As a result of attempts to return the TerraUSD (UST) peg to the US dollar, the Luna Foundation Guard (LFG) lost about $3 billion, according to information The Block analyst Larry Cermak. Before the collapse of the altcoin, the total value of the coins in the fund reached $3.1 billion, by the current moment it has decreased to $268.3 million, and excluding the project’s own tokens, to $87 million, writes RBC Crypto.
After the publication of LFG reporting, the cost of UST and Luna tokens continued to fall. The price of the stablecoin has fallen to $0.05, the Luna rate to $0.00013 (last week it reached $80). The company emphasized that it plans to use the remaining assets to offset the losses of holders of small amounts in UST.
UST lost its peg to the US dollar on May 8, when there was a sharp outflow of assets from the Anchor protocol, as a result of a decrease in the rate of return on deposits to 17.87%. LUNA, which is used to stabilize the price of UST, also suffered. Altcoin emission increased to 6.9 trillion tokens.
The risks of non-recovery of the price of tokens are quite high, says Nikita Zuborev, senior analyst at Bestchange.ru.
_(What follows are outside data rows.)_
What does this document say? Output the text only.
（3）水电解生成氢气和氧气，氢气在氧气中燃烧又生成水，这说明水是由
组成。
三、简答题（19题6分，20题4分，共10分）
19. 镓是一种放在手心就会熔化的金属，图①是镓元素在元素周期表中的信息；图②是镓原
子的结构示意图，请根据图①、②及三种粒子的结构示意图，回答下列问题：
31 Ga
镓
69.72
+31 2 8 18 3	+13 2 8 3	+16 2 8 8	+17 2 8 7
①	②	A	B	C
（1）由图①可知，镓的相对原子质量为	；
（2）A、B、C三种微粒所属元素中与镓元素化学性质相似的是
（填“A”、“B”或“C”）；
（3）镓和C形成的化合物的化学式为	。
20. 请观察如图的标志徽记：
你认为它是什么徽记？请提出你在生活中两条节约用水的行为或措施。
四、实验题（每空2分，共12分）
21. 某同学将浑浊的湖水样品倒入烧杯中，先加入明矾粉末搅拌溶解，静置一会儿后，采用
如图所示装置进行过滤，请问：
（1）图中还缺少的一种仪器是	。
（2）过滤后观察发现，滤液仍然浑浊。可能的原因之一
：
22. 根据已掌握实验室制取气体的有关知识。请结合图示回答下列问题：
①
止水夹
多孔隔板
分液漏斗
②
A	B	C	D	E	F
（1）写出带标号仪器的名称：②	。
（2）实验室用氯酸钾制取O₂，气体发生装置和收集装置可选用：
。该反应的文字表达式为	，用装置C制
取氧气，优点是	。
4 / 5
He explained that the dilution of value occurred against the backdrop of an uncontrollably inflated issue of the token, which in theory should have compensated for the reduction in the cost of UST collateral, but only exacerbated the fall. Also, the reputation of the development team was seriously affected.
“Even after a single case of such a large-scale failure, the credibility of their future projects will be undermined, and in the conditions of the “information war” that was launched around Do Kwon, this effect will increase many times over. In addition, the journalists managed to find out about the direct connections of the Terraform Labs team with the previously “ruined” algorithmic stablecoin Basis Cash (BAC),” Zuborev explained.
He recalled that the CEO of the project himself said that he was unlikely to be able to “restore the entire ecosystem completely” and suggested that the community deliberately abandon the price parity of UST with the US dollar, which, at best, would lead to multimillion-dollar losses for stablecoin holders. Any such plan will not bring any serious results to the parent asset of the Terra project (LUNA), the expert added.
According to him, we can expect Terra’s price to recover to some extent after the start of active actions to restore the ecosystem. At the very least, by drastically reducing the issuance, reprioritizing, and using unspent bitcoin reserves from the Luna Foundation Guard stabilization fund, a serious technical impetus for the price of LUNA can be created, and some late investors will be able to earn several tens of percent, provided that the strength of the sale of early investors ( those who have lost more than 99%) will not outperform the purchase.
“In any case, such a “trail” of deceived investors will not allow the project to develop stably in the long term with any recovery plan,” Zuborev is sure.
Alfacash director Nikita Soshnikov agreed with him, who also sees no long-term prospects for Luna. According to Soshnikov, in this case, you can only buy a “deliberately failed project” in the hope of then selling it to “hamsters” who are still in the stage of denial and hope for a revival of the project.
“The reputation of Luna and UST has been lost forever, too much negative information about the founders, their manipulations, previous projects has appeared in the information field,” the specialist emphasized.
He called Terra the “most hated” project in the crypto space. According to Soshnikov, the failure of the altcoin had a negative impact on the market as a whole, so there is no hope for an early rise in the bitcoin rate, and new legislation will appear in the industry that will tighten regulatory oversight of stablecoins.
The idea of maintaining the rate of a decentralized stablecoin with the help of cryptocurrency reserves has, as expected, collapsed, Roman Nekrasov, co-founder of the ENCRY Foundation, believes. He noted that the tokenomics on which the value of Luna was based, including the Anchor protocol, which promised 20% per annum for UST staking, raises questions.
“I don’t see prospects for recovery in Luna and UST, the confidence of market participants has been undermined. The collapse of UST provoked a domino effect and a collapse in the crypto market, pulling other cryptocurrencies with it and, perhaps, will be the first in a series of bankruptcies of other stablecoins,” Nekrasov predicted.